I have 16S V4 amplicon sequences using 515F–806R primers. Samples are extracted from soil. There are about 6 million reads across 74 samples. Reads are paired end 2x300bp. Running QIIME2 2019.10 in a conda environment.
When I run DADA2 I’m finding I lose a lot of reads - around 80% by the end of the chimera removal step.
The biggest drop is during filtering when I lose 50%.
What I’ve done already:
I’ve read through the DADA2 tutorial and three QIIME2 tutorials (Atacama, Moving Pictures, and FMT) and several forum posts.
- trimmed reads need to overlap enough to merge. As I understand it, the V4 regions is generally less than 400 bp so my trimmed lengths below are pushing the limits and I probably shouldn’t shorten them anymore. I’ve tried not trimming at all, but I get fewer reads in the end (which makes sense because more errors).
- Shortening the reads should remove more errors and increase the number of reads. This seems true - when I shortened the reverse reads from 160 to 140 I squeezed in a couple more percentage points of reads.
- Increasing the
--p-max-eeshould increase the number of reads. I’m hesitant to relax this parameter, but I could still try that.
- In some circumstances, tossing the reverse reads (if they’re low quality) and just keeping the forward reads can increase coverage because you lose fewer from merging. Haven’t tried this yet.
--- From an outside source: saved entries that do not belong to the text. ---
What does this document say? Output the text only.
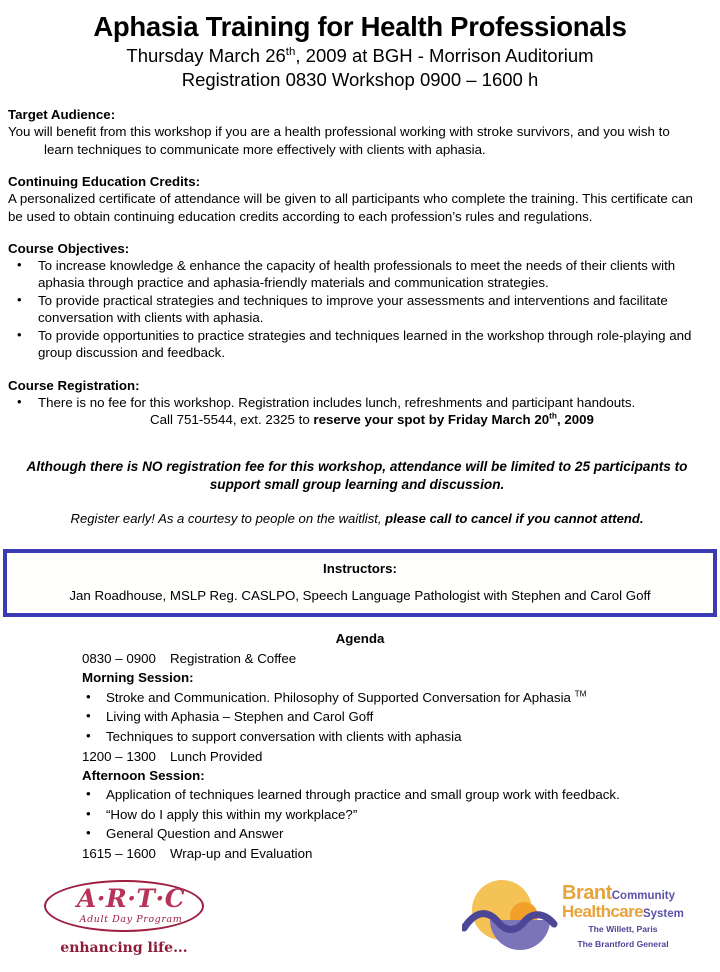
Aphasia Training for Health Professionals
Thursday March 26th, 2009 at BGH - Morrison Auditorium
Registration 0830 Workshop 0900 – 1600 h
Target Audience:
You will benefit from this workshop if you are a health professional working with stroke survivors, and you wish to
learn techniques to communicate more effectively with clients with aphasia.
Continuing Education Credits:
A personalized certificate of attendance will be given to all participants who complete the training. This certificate can be used to obtain continuing education credits according to each profession’s rules and regulations.
Course Objectives:
• To increase knowledge & enhance the capacity of health professionals to meet the needs of their clients with aphasia through practice and aphasia-friendly materials and communication strategies.
• To provide practical strategies and techniques to improve your assessments and interventions and facilitate conversation with clients with aphasia.
• To provide opportunities to practice strategies and techniques learned in the workshop through role-playing and group discussion and feedback.
Course Registration:
• There is no fee for this workshop. Registration includes lunch, refreshments and participant handouts.
Call 751-5544, ext. 2325 to reserve your spot by Friday March 20th, 2009
Although there is NO registration fee for this workshop, attendance will be limited to 25 participants to support small group learning and discussion.
Register early! As a courtesy to people on the waitlist, please call to cancel if you cannot attend.
Instructors:
Jan Roadhouse, MSLP Reg. CASLPO, Speech Language Pathologist with Stephen and Carol Goff
Agenda
0830 – 0900 Registration & Coffee
Morning Session:
• Stroke and Communication. Philosophy of Supported Conversation for Aphasia ™
• Living with Aphasia – Stephen and Carol Goff
• Techniques to support conversation with clients with aphasia
1200 – 1300 Lunch Provided
Afternoon Session:
• Application of techniques learned through practice and small group work with feedback.
• “How do I apply this within my workplace?”
• General Question and Answer
1615 – 1600 Wrap-up and Evaluation
A·R·T·C
Adult Day Program
enhancing life...
BrantCommunity
HealthcareSystem
The Willett, Paris
The Brantford General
qiime dada2 denoise-paired --i-demultiplexed-seqs demux.qza --p-trim-left-f 0 --p-trim-left-r 6 --p-trunc-len-f 290 --p-trunc-len-r 140 --o-table table.qza --o-representative-sequences rep-seqs.qza --o-denoising-stats denoising-stats.qza --p-n-threads 6 --p-max-ee-f 2 --p-max-ee-r 2
I have already read through some forum posts:
With this one, I’m using the default
–p-trunc-q value so I don’t think it applies. Although, they do suggest just using the forward reads.
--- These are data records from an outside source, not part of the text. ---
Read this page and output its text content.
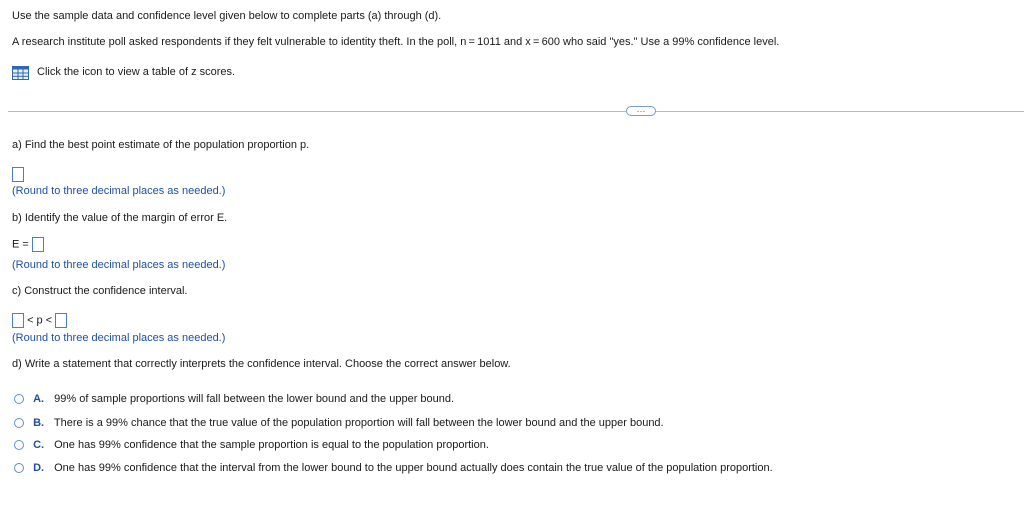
Use the sample data and confidence level given below to complete parts (a) through (d).
A research institute poll asked respondents if they felt vulnerable to identity theft. In the poll, n = 1011 and x = 600 who said "yes." Use a 99% confidence level.
Click the icon to view a table of z scores.
···
a) Find the best point estimate of the population proportion p.
(Round to three decimal places as needed.)
b) Identify the value of the margin of error E.
E =
(Round to three decimal places as needed.)
c) Construct the confidence interval.
< p <
(Round to three decimal places as needed.)
d) Write a statement that correctly interprets the confidence interval. Choose the correct answer below.
A. 99% of sample proportions will fall between the lower bound and the upper bound.
B. There is a 99% chance that the true value of the population proportion will fall between the lower bound and the upper bound.
C. One has 99% confidence that the sample proportion is equal to the population proportion.
D. One has 99% confidence that the interval from the lower bound to the upper bound actually does contain the true value of the population proportion.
This one says “9000 sequences is plenty” so maybe my 10,000-20,000 reads per sample is “fine.” However, I don’t feel good about that metric. In these highly diverse communities I would like to accurately represent the diversity without wantonly tossing reads.
- Is losing 80% of reads high or is that typical? What about 50% during filtering?
- Are my trimming parameters leaving enough overlap and could I trim them more to reduce errors?
- Should I try adjusting max-ee or is that frowned upon? Will that hurt my merge step?
- Would my data be worth running just the forward reads and not trying to merge forward and reverse?
- Anything else I haven’t considered?